TEMPO.CO, Jakarta - Para pakar hukum internasional menyambut baik keputusan pengadilan arbitrase permanen di Den Haag dalam kasus yang diajukan Filipina terhadap Cina soal sejumlah masalah di Laut Cina Selatan, Selasa, 12 Juli 2016.
Salah satunya, Hassan Wirajuda, mantan Menteri Luar Negeri RI, doktor dalam Ilmu Hukum Internasional soal politik dan hukum laut lulusan University of Virginia, Centre for Ocean Law and Policy 1988.
“Dari segi proses, saya sejak awal menyambut baik inisiatif pemerintah Filipina untuk membawa sengketa dengan Tiongkok mengenai Laut Cina Selatan ke arbitrase internasional, Permanent Court of Arbitration,” kata Hassan saat dihubungi Tempo via telepon, Selasa malam.
Tidak seperti tanggapan Cina yang selama ini menyatakan penyelesaian sengketa melalui proses arbitrase sebagai agitasi, menurut Hassan, pengajuan tersebut merupakan upaya mencari solusi damai.
Keputusan mahkamah arbitrase menyelesaikan perdebatan teoritis tentang klaim masing-masing pihak, baik Filipina maupun Cina dan argume-argumen di balik klaim tersebut.

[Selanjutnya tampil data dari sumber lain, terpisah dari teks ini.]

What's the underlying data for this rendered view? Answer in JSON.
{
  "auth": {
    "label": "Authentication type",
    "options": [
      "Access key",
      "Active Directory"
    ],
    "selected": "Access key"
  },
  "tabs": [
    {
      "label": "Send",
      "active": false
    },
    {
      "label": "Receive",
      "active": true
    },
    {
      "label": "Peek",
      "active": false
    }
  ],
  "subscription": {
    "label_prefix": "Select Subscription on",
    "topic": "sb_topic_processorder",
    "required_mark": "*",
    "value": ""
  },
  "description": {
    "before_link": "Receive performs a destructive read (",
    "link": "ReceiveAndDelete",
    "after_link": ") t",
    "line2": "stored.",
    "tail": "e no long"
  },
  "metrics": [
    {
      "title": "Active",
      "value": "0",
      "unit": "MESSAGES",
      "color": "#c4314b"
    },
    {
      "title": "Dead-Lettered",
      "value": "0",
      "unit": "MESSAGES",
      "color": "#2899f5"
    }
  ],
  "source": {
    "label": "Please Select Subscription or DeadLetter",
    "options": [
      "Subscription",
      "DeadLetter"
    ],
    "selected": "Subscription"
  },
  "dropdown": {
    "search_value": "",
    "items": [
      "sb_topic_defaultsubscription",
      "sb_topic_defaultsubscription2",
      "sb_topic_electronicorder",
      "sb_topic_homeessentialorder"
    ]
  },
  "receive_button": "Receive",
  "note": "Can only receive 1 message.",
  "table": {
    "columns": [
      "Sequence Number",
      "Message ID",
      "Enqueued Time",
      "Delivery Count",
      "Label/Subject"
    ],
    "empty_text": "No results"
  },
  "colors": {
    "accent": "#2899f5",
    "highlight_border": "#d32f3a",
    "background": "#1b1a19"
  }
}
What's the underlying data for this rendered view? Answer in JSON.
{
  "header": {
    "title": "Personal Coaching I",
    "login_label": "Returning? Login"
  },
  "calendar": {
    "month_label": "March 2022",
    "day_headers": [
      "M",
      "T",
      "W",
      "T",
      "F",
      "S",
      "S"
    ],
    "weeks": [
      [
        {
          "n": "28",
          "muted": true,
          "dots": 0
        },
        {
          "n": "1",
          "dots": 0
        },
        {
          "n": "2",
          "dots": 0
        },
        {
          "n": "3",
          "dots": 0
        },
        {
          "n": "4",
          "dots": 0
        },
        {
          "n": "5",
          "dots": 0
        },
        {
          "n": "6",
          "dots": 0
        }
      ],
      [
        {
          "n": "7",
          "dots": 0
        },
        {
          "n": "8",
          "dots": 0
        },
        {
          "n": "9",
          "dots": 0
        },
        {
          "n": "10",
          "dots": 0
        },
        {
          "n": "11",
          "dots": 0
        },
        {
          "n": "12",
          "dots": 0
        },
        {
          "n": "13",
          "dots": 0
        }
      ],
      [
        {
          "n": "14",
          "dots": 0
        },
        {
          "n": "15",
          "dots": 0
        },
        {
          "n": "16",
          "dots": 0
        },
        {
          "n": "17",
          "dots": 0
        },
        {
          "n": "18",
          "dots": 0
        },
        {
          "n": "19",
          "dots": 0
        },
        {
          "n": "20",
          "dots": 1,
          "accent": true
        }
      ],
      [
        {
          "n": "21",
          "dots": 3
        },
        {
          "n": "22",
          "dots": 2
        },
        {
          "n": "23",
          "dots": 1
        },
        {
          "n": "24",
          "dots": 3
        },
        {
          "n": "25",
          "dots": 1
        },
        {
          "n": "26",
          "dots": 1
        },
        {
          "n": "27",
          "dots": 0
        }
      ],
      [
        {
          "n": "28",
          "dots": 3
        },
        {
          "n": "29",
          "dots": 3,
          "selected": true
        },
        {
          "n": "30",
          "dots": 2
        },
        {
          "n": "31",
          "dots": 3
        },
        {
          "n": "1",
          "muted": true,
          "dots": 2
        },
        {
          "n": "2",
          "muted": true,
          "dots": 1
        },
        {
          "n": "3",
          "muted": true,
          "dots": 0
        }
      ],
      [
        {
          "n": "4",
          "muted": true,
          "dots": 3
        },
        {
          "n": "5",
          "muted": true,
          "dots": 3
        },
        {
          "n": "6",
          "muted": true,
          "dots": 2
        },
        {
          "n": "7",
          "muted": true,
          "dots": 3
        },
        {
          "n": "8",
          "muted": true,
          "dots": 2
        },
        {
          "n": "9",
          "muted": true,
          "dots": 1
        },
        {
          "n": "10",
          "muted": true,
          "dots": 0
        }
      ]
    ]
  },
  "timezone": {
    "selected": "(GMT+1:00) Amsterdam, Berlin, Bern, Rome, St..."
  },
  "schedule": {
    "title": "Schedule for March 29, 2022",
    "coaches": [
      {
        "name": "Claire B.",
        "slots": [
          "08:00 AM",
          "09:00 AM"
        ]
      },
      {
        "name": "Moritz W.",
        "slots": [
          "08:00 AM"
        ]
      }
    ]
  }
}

“Tetapi karena yang diajukan Filipina, bukan hanya menyangkut bagian-bagian yang disengketakan kedua negara, tetapi juga menyangkut klaim besar Tiongkok mengenai apa yang disebut sebagai nine dash line, yang pada gilirannya, sesungguhnya mempengaruhi semua negara yang menjadi claimant selama ini, yakni Vietnam, Malaysia, Brunei, Filipina, dan meski tidak resmi juga Indonesia,” papar Hassan.
Indonesia bukan negara yang bersengketa atau claimant, namun dari kacamata Cina, dengan klaimnya tentang hak sejarah dan digambarkan dalam bentuk nine dash line, wilayahnya tumpang tindih dengan zona ekonomi eksklusif Indonesia.
“Poin tentang keabsahan klaim nine dash line mempengaruhi posisi tawar kita dengan Cina, di wilayah zona ekonomi eksklusif di sebelah timur Natuna, berkaitan dengan hak berdaulat atau sovereign right,” kata Hassan yang mendapatkan gelar Master of Law (LL.M) di Harvard University School of Law itu.